Grilled Mexican Corn Salad With Mango and Jicama
- Ready In:
- 30mins
- Ingredients:
- 12
- Serves:
-
4
ingredients
- 4 medium corn on the cob, husked
- cooking spray (1 spray)
- 6 medium radishes, red, thinly sliced
- 1 medium jicama, cut into 1/4-inch cubes
- 1 medium mango, ripe, cut into 1/2-inch cubes
- 2 tablespoons cilantro, fresh, chopped
- 3 tablespoons fresh lime juice
- 2 tablespoons extra virgin olive oil
- 1⁄2 teaspoon ground cumin
- 1⁄4 teaspoon table salt
- 1⁄4 teaspoon cayenne pepper
- 1 large tomatoes, sliced into eight slices
directions
- Preheat stovetop grill pan or an outdoor grill.
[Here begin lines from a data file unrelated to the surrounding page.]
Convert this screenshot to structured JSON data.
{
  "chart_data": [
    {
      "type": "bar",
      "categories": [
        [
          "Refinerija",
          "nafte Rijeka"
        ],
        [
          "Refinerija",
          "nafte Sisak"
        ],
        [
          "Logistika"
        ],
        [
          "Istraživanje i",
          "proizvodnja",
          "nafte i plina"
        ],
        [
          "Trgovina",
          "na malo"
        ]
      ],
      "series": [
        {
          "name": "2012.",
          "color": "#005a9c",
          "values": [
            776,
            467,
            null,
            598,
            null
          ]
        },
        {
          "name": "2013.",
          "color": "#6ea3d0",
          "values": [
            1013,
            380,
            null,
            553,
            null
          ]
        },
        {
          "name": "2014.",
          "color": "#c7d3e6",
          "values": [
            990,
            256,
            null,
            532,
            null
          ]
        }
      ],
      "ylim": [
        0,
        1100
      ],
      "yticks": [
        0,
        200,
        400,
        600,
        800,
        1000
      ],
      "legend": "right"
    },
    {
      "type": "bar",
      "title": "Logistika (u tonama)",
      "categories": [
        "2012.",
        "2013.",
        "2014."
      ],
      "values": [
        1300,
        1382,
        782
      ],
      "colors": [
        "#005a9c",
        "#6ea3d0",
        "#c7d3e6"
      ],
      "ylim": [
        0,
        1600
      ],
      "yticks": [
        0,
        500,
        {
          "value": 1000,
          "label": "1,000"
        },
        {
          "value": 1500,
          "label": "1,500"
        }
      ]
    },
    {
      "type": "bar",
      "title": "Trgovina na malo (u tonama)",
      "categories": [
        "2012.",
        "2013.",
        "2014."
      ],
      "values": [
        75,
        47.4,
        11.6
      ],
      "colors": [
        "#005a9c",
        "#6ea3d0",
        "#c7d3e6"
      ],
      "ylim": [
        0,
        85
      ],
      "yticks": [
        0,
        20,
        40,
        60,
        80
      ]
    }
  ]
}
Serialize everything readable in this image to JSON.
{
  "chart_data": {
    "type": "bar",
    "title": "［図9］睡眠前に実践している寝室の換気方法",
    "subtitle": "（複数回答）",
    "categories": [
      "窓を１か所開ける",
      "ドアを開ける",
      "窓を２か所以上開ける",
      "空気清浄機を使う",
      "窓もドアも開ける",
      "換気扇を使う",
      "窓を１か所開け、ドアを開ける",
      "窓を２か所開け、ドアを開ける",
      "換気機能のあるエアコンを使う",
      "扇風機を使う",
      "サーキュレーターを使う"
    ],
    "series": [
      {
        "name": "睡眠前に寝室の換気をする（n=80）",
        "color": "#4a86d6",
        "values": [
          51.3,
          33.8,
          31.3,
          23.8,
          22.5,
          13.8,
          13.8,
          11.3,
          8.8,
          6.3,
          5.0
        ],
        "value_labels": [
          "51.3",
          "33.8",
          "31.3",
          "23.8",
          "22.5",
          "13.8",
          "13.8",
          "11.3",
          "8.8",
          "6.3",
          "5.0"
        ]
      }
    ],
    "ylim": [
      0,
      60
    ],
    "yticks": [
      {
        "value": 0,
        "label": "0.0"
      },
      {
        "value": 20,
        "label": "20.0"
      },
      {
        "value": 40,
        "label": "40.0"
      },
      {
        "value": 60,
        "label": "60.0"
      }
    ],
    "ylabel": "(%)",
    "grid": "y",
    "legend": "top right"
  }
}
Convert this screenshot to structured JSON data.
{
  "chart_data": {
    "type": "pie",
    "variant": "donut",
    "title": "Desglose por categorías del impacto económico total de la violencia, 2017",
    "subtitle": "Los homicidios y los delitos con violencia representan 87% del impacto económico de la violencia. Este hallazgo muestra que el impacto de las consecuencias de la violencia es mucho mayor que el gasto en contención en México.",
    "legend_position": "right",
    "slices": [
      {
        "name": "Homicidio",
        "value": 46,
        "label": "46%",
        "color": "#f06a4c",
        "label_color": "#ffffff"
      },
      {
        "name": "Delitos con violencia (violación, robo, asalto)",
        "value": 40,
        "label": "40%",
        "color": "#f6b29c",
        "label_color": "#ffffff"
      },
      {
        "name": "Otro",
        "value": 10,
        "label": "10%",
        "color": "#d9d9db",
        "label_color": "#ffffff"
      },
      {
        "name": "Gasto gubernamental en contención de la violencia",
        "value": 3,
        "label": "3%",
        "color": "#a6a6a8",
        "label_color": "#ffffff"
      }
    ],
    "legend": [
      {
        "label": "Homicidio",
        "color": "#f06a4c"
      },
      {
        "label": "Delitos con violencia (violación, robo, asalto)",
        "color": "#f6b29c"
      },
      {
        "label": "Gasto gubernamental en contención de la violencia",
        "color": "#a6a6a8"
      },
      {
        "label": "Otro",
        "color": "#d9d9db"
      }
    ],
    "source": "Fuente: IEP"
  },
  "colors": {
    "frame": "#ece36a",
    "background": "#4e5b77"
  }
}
Lightly spray corn with cooking spray and grill until browned on all sides, turning occasionally, about 7 to 10 minutes; remove from heat and allow to cool. When cool enough to handle, slice off kernels with a knife into a large bowl.
- Add radishes, jicama, mango, cilantro, lime juice, oil, cumin, salt and pepper to bowl; mix to combine.
- Place 2 slices of tomato on each of 4 plates and top each with 3/4 cup of corn mixture.